I was talking with my mom tonight on the phone. In the course of our conversation, I asked if she thought the United States has already peaked and is on the decline as a superpower. Personally, I believe it is. Several factors are gradually building to a head.

Retirement – Masses of people who are now in their late thirties to early fifties have saved hardly any money for retirement. Many of them carry credit card debt. They do not have IRAs, their 401(k)s have been hammered by the market, and pension plans have become virtually nonexistent in this country, so most of these mid-career workers do not have them. Is an entire generation that is used to a middle-class lifestyle going to subsist happily on Social Security? I am afraid we are becoming a society in which many people can never afford to retire. I think the phasing out of pension plans is a huge problem that will only become evident over a long period of time.

Health care – It’s not news that health care costs are out of control. But no one seems prepared to do anything about it. Legislators are beholden to insurance companies, so they are unlikely to initiate needed reform, and employers can only pass along so much of the cost of health insurance to employees before employees cease to be able to afford coverage. Health insurance needs to be decoupled from jobs, so that all people have access to at least basic care, with supplemental options for those who can afford them.

Credit card debt – The average American has several thousand dollars of credit card debt. With this kind of debt, it’s very difficult to save money, because interest accrued on savings is probably outweighed by interest accrued at high rates on credit card debt. Credit card companies may be happy with this situation, but who else is benefiting from our credit-crazy culture? Many apparently solvent people seem to be teetering on the brink of financial disaster, just a layoff away from bankruptcy.
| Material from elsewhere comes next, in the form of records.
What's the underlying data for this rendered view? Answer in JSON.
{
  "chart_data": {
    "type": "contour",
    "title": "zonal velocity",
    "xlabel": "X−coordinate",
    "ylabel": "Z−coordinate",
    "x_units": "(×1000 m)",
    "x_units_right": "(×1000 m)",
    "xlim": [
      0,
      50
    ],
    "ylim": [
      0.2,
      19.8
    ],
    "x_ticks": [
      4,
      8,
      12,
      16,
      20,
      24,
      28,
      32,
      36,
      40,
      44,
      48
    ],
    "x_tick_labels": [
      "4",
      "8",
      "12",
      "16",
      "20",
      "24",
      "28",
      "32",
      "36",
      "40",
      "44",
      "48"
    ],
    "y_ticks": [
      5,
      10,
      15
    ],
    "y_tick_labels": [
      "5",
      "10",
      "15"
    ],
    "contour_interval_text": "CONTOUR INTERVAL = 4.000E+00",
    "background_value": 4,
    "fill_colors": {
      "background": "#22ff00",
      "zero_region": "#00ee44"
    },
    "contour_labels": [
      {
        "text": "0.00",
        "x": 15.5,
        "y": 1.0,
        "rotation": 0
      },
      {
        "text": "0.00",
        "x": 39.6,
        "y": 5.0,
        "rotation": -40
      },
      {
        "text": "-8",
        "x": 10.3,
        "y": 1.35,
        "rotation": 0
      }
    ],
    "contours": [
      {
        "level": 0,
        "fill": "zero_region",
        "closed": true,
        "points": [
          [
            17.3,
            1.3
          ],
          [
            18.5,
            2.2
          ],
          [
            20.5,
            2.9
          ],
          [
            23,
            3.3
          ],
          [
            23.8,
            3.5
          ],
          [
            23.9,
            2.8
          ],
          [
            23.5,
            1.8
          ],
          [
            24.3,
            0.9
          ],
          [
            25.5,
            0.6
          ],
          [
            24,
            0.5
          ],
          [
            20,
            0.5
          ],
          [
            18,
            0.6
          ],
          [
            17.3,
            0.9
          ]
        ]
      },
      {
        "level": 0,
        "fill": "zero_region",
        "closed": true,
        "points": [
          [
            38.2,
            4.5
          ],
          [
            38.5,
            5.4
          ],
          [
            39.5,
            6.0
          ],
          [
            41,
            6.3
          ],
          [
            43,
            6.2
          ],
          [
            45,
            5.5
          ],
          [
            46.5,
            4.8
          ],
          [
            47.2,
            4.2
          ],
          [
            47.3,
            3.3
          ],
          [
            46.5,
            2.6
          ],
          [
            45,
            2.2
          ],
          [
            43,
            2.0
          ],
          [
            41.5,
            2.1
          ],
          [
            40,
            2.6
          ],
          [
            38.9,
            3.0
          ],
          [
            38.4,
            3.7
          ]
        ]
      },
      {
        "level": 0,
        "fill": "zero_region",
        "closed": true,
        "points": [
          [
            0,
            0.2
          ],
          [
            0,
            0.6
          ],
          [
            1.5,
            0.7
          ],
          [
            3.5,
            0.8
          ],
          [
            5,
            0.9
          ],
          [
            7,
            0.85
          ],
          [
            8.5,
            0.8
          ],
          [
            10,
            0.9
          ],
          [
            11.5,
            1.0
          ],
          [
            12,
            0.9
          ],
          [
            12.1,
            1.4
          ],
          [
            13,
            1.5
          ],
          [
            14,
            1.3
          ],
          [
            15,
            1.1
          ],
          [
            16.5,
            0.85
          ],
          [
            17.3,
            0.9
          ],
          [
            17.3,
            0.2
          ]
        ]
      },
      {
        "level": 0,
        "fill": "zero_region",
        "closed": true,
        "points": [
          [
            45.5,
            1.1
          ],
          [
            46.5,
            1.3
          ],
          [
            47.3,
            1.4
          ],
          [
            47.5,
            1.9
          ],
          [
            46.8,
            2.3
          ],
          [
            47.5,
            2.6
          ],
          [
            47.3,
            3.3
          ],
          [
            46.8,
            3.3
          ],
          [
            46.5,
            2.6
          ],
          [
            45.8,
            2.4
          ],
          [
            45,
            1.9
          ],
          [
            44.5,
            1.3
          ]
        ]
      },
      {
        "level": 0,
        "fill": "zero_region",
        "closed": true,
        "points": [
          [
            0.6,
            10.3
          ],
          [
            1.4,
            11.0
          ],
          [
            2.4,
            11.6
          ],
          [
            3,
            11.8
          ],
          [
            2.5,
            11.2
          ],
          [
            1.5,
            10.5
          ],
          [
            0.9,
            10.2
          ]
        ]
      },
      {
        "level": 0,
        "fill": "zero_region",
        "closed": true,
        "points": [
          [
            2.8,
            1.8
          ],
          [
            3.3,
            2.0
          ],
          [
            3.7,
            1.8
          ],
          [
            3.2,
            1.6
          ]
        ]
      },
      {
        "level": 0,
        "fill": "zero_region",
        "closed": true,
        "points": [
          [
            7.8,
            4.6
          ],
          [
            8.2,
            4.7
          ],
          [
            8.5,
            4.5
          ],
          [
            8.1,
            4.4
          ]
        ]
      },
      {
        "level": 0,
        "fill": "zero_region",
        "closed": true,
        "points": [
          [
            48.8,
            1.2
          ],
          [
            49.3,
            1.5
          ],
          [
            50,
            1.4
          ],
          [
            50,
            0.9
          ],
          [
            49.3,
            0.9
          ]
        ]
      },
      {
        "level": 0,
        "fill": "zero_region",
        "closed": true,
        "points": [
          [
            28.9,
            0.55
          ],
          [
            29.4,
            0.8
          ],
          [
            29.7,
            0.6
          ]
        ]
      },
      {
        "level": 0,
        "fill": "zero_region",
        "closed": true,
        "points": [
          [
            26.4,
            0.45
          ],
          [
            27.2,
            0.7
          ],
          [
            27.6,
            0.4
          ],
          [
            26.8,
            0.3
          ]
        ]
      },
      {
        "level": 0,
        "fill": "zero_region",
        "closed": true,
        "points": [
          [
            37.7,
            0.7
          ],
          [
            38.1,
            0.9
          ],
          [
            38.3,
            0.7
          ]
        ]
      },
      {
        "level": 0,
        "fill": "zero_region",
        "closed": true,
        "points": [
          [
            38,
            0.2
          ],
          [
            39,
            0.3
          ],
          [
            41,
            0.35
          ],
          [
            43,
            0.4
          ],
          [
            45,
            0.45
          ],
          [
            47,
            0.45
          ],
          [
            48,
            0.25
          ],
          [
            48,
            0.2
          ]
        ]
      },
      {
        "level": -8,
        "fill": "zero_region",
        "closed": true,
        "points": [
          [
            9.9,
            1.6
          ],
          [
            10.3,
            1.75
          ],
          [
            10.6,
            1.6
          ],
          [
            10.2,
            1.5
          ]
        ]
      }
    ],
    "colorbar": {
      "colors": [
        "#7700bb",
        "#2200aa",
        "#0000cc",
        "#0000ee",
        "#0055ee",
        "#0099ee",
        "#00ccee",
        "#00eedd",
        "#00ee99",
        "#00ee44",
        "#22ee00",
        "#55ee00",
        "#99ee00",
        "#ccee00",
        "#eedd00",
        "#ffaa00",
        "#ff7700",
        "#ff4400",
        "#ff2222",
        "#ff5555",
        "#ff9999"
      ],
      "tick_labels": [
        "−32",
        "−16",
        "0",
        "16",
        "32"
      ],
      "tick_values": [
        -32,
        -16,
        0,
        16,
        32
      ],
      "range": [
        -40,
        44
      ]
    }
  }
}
As a result of these and other problems, the middle class is slowly shrinking as the costs of buying a home, paying property taxes, paying for college, etc. soar. Our educational system is in dire need of a complete revamp. We sue each other at the drop of a hat. Executives sell out shareholders while cashing out shares. We are at each other’s throats. Who needs wolves?

In contrast with earlier generations, I believe many Americans have grown up lazy, selfish and cowardly. After 9/11, a friend pointed out at dinner the other night, people offered a vast outpouring of sympathy and rediscovered the U.S. flag, but there was no increase in military enlistment, no long-term increase in charitable donations, just a return to bickering and self-righteous posturing. If something catastrophic were to happen, and a draft were instituted, I think there is a good chance that about 50 percent of those called would head for Canada.

It upsets me that I feel this way about my country. The United States is one of the greatest countries in the world — I have opportunities here that I would not have elsewhere, and I treasure them. I love America. But there are times when self-interest stops benefiting society and starts harming it instead. I believe we have reached such a point. With the number and complexity of problems we are currently facing, we need to work together to find workable solutions. I just don’t know if we have what it takes. I wonder what my grandparents would say we are missing.